Laser or optical based method
A schematic of optical feedback mechanism, used in standard AFM technology is shown below. In this classic mechanism, a visible or Near IR laser is reflected off the back end of the cantilever and directed towards a position sensitive detector (PSD). The PSD then monitors the vertical and sometimes lateral motion of the lever as it interacts with the surface.
This conventional method of normal force feedback has serious drawbacks for integration of SPM with optical methods. First, the laser involved introduces an optical background that is often unwanted and interferes with the optical signal being measured.
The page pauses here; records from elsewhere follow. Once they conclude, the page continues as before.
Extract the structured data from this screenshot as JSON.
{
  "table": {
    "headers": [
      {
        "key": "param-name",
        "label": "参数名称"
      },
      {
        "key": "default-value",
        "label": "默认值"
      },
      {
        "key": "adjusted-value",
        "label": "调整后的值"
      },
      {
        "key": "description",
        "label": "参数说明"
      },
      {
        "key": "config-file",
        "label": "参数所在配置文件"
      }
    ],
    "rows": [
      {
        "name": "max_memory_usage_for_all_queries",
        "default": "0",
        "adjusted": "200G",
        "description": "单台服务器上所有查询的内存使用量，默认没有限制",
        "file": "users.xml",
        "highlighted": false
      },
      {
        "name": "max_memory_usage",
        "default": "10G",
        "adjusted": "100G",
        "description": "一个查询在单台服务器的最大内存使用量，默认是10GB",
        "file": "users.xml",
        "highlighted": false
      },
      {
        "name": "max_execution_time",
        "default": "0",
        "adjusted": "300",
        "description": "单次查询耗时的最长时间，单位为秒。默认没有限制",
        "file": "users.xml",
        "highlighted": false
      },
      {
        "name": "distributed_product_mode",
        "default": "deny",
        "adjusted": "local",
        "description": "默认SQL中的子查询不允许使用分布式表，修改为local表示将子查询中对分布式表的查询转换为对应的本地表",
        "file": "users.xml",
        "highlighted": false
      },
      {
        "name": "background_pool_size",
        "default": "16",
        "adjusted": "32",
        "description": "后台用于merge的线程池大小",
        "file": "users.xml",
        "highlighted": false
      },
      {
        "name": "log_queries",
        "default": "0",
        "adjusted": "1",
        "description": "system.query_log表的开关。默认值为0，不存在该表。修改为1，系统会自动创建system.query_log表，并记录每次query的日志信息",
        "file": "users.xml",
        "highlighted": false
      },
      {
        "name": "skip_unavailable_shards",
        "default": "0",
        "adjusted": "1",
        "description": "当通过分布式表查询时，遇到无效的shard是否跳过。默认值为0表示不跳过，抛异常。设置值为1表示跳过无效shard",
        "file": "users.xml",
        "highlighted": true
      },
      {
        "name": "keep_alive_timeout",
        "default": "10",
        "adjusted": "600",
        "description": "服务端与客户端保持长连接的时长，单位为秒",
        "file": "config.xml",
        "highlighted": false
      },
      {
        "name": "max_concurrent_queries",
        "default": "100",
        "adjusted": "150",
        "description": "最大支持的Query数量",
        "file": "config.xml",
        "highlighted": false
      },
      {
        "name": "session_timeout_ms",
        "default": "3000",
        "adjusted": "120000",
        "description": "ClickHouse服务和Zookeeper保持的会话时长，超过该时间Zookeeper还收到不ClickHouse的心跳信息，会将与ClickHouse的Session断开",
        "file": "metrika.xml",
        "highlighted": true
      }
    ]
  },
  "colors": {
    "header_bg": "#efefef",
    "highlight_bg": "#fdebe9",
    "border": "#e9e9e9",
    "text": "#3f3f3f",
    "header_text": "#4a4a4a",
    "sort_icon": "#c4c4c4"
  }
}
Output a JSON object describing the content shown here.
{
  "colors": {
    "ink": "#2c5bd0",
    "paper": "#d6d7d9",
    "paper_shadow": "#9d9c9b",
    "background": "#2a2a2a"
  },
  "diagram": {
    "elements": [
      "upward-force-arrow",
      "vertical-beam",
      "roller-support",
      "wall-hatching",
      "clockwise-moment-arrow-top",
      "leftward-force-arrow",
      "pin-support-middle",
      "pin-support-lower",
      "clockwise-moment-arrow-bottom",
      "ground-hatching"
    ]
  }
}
Second, the configuration of the optical feedback system imposes a geometrical constraint on the instrument, especially for multiprobe experiments.
Shear force feedback method
With this method, straight probes are mounted onto vertically oriented tuning forks, as shown in the schematic above. The tuning fork then dithers the tip laterally where the shear force between the tip and the sample is the feedback parameter to control the tip-sample distance. This method often induces tip breakage and damage, and exhibits poor sensitivity to tip-sample forces. Furthermore, the interactions underlying shear force imaging are poorly understood. This leads to artifacts from the convolution of shear force with material properties of the substrate. Finally, straight fibers used with shear force feedback cannot be used for optical measurements where they obscure the optical axis from the top; these measurements include true NSOM reflection, fluorescence, and AFM/Raman in reflection mode.